Between 2024 and now, I have put my heart and soul into becoming the best version of myself. By harnessing my design skills without restraint, I was able to revitalize The Bump’s brand identity, making it more dynamic and stunning each day. This creative freedom not only reignited my passion but also allowed me to flex my leadership capabilities as the founder and chair of our Neurodivergent@ ERG. In this role, I get to be my authentic self, finally removing the masks I’ve been wearing, while inspiring others to embrace their individuality and creating a safe space for all of us to learn and grow together.

Reflecting on the first few months of 2025, I am overwhelmed with pride at what I’ve accomplished. I had the privilege of speaking at our ENGAGE Conference in February, where I introduced our sixth Employee Resource Group (ERG), a legacy that I hope will endure as long as the company remains. An opportunity to share our mission with Raina, our new CEO, was particularly meaningful to me, as we connected on an emotional level about the goals we are pursuing together. One of the biggest highlights was launching our first-ever celebration of neurodiversity at TKWW, a milestone that truly highlights our commitment to inclusivity and understanding. And I am beyond excited to share that I finally received the promotion I have always aspired to achieve!
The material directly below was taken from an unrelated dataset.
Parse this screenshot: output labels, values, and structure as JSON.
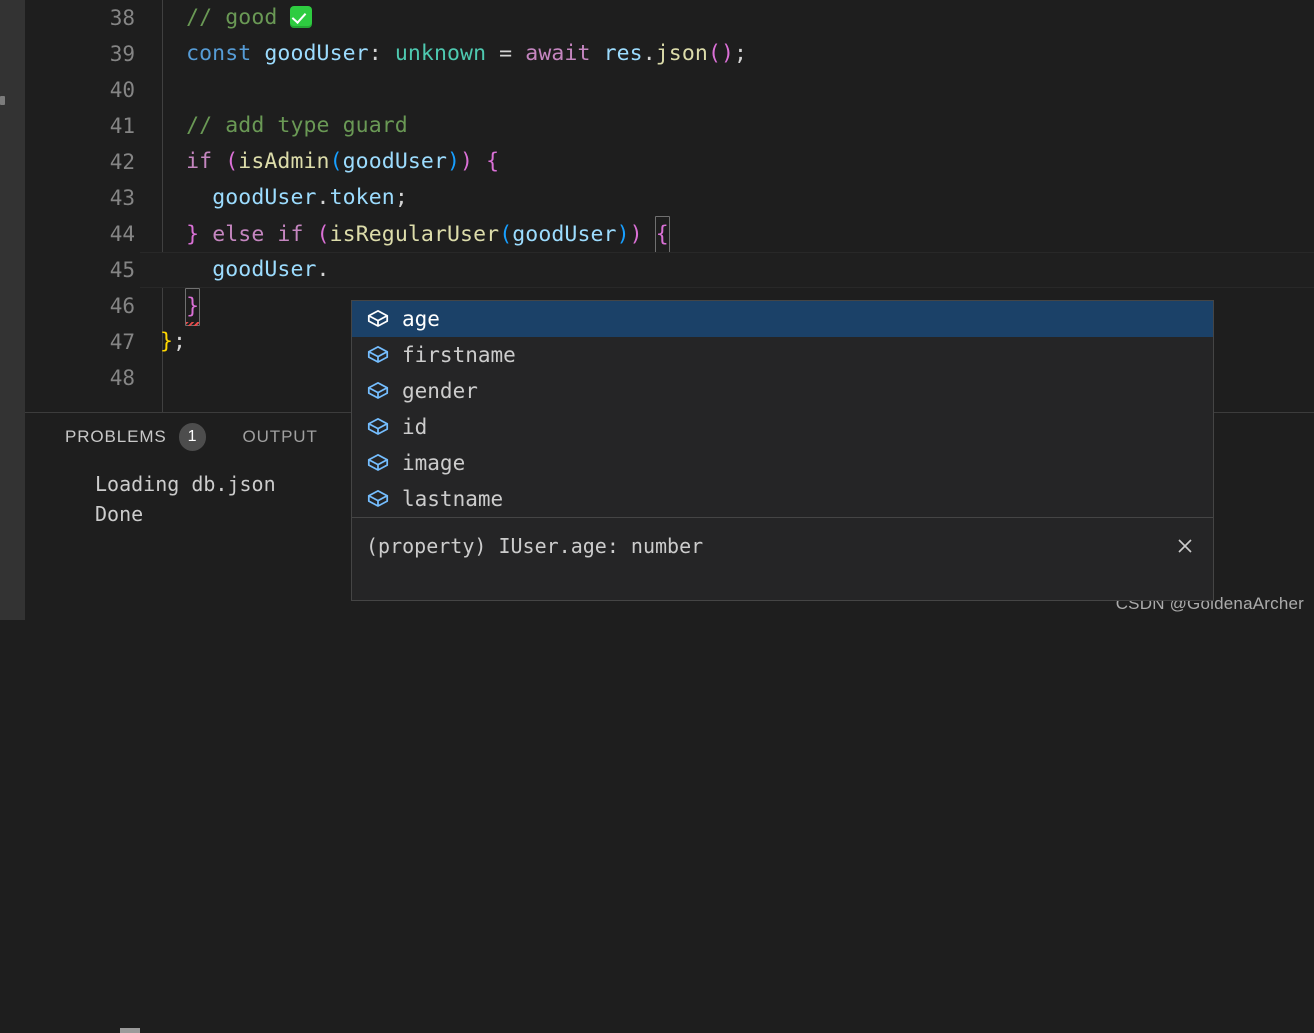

To anyone currently facing challenges, I encourage you to lean on your support system and remain steadfast in your pursuit of growth. Remember that setbacks can become stepping stones, and with determination and support, it is possible to achieve your dreams. 

Let my journey serve as a reminder: it is okay to seek support, to open up about our struggles, and to transform our challenges into actionable change for the greater good. We are all valuable contributors to our team, and our unique perspectives enrich the workplace. 

Let’s continue to lift each other up and create a supportive community where every voice matters.